The Philpotts, ‘lifestyle choices’ and the government’s welfare agenda
A reflection written by a member of Christianity Uncut who wishes to remain anonymous. It does not necessarily represent the views of all members of Christianity Uncut.
The Philpott case has dominated the news over the last week, with George Osborne and then David Cameron muddying the waters between political discourse and the horrific story of a violent man and his partners.
That such senior government figures have used the story to bolster their own welfare cuts agenda is shameless and despicable. Owen Jones has countered the ministers’ suggestions by making some excellent and very valid points. However these have unfortunately but unsurprisingly received far less attention than those of George Osborne and David Cameron.
Owen Jones’ central point is ‘that the Philpotts say nothing about anyone, except for themselves, just as the serial murderer GP Harold Shipman said nothing about middle-class professionals’. Perhaps still more analogously he went on to observe that the case of Stephen Seddon, found guilty of murdering his parents to gain his inheritance the previous week, did not cause politicians to question our system of inheritance or inheritance tax.
It’s hardly surprising that the Conservatives, whose policy shortly before the last general election was to increase the threshold at which inheritance tax was paid to £1m, would not suggest that lowering the level and percentage of inheritance tax might help prevent such murders in future. Not that I’m suggesting such a discussion should be had over the Seddon case: I merely seek to further illustrate that these men with immense power are abusing their positions by opening up or continuing a political debate over an individual, tragic case. Six children have died – using their deaths as an opportunity for furthering political ends is deeply disturbing.
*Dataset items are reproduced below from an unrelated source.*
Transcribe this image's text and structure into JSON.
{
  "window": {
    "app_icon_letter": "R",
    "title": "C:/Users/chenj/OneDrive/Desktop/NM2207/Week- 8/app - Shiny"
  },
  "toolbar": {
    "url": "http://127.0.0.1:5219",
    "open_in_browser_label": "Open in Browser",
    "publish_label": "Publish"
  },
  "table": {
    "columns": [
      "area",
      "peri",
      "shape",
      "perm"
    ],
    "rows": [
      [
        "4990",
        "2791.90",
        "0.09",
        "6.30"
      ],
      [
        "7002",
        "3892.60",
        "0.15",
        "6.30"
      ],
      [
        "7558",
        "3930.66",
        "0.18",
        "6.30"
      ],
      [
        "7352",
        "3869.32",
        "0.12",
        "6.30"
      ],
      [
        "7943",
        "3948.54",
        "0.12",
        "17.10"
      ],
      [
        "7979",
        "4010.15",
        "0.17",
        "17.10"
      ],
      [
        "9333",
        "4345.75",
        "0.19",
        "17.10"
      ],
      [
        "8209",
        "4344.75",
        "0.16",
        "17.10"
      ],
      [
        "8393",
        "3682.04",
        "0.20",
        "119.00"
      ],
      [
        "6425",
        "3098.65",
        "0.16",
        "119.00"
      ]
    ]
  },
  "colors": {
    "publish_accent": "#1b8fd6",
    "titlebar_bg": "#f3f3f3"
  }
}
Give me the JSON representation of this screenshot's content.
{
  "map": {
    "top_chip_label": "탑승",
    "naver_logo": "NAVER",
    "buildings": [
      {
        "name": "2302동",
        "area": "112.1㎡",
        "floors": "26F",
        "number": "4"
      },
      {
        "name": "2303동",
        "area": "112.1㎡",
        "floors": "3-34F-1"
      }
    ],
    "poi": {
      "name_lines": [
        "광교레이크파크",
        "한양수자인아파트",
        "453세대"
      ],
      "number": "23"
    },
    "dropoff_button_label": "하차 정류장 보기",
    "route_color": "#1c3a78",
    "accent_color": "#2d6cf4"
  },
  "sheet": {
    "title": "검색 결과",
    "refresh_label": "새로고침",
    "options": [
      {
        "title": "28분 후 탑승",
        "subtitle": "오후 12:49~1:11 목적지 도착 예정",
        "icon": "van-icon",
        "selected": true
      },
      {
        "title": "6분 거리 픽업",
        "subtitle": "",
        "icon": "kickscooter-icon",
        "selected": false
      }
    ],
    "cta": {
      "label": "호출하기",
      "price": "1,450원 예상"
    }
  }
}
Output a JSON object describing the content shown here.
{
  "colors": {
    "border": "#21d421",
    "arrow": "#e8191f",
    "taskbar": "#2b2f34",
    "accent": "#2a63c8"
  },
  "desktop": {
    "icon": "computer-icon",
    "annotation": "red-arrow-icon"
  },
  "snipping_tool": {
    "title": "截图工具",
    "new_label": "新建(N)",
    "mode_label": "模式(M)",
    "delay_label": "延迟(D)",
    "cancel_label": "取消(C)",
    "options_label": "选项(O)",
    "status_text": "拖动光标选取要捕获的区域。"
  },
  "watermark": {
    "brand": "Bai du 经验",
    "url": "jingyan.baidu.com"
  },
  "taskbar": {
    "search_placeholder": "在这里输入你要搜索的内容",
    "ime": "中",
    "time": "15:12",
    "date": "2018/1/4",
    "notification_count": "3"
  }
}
From what I’ve read of the Philpott case it seems just as likely that Mick Philpott sought to father so many children as a means of control over the women he abused, as that his prolific brood was down to a greed for benefit money. His intimate relationships seem to have been characteristically abusive on many levels, which supports this suggestion. After all, he also seems to have had control over all of the money his partners earned too – benefits were not the Philpotts’ only source of income, whatever some media outlets might like us to think. Suggesting that Philpott was motivated by benefits money detracts attention from the horrendous abuse he put several women through: if anything, this case could have been far better used as an attempt to highlight the possible nature of domestic abuse and raise awareness of some of its signs.
Instead Osborne and Cameron have vilified a whole section of our society and seemingly implied that many benefits claimants could be serial killers in the making. Therefore, the rhetoric goes, we need to ‘ask questions’ about ‘welfare’, those it is given to, and their ‘lifestyle choices’. I’m deeply concerned that these politicians have implied that mere ‘lifestyle choices’ can directly lead to someone becoming a killer.
The reality is of course that very few benefit claimants are able to make any kind of lifestyle choice: the vast, vast majority need the financial support they receive, and few have any choice about how to spend their money. Claimants’ needs dictate that they prioritise essentials like food and heating, and there is little room left for choice. This was already the case before some of the ‘reforms’ this government has brought in, but it will be the case to an even greater extent now that the ‘welfare changes’ are coming in to effect.
A glance at the rising cost of food and fuel is all that is needed to demonstrate that the cut made by limiting the rise in benefit payments to lower than inflation (1 per cent) will make life incredibly hard for hundreds of thousands of people.
Even if more benefit claimants could afford to make lifestyle choices, I firmly believe in the freedom of each person to determine their own financial priorities, within reason. Christ frees us and values each of us equally, and yet this government seeks to deny many the freedom to choose their own priorities that financial wealth brings to others because it deems them to be less worthy on some level. Following Christ’s example we should love all people equally, and not seek to distinguish between those who are ‘worthy’ and those who are not, as this government’s rhetoric encourages us to. Personally, I do not watch television and save money in that way, but I prioritise healthy and therefore often more costly food and I believe that everyone should be fully entitled to make such choices.
Birmingham City Council recently announced that it would be giving out Asda vouchers as emergency welfare payments. Restricting people’s spending to goods from one supplier is bad enough, but what’s more, the vouchers could not be used for certain items, including phone-related expenditure. This is absolutely shocking: many isolated people, particularly disabled people, depend on their phones for support that sustains their mental health, or for liaising with key support workers in their life. The impact that this scheme could have on someone might be devastating or even fatal.
All benefits claimants are worthy of our love, just as all wealthy people are. Let’s not be fooled by Osborne and Cameron’s scapegoating of the Philpott case into thinking that there are many benefits claimants making such ‘lifestyle choices’, or that is our place to judge the priorities of those claimants who are able to choose between things like television, healthy food, a mobile phone top up, or an occasional beer.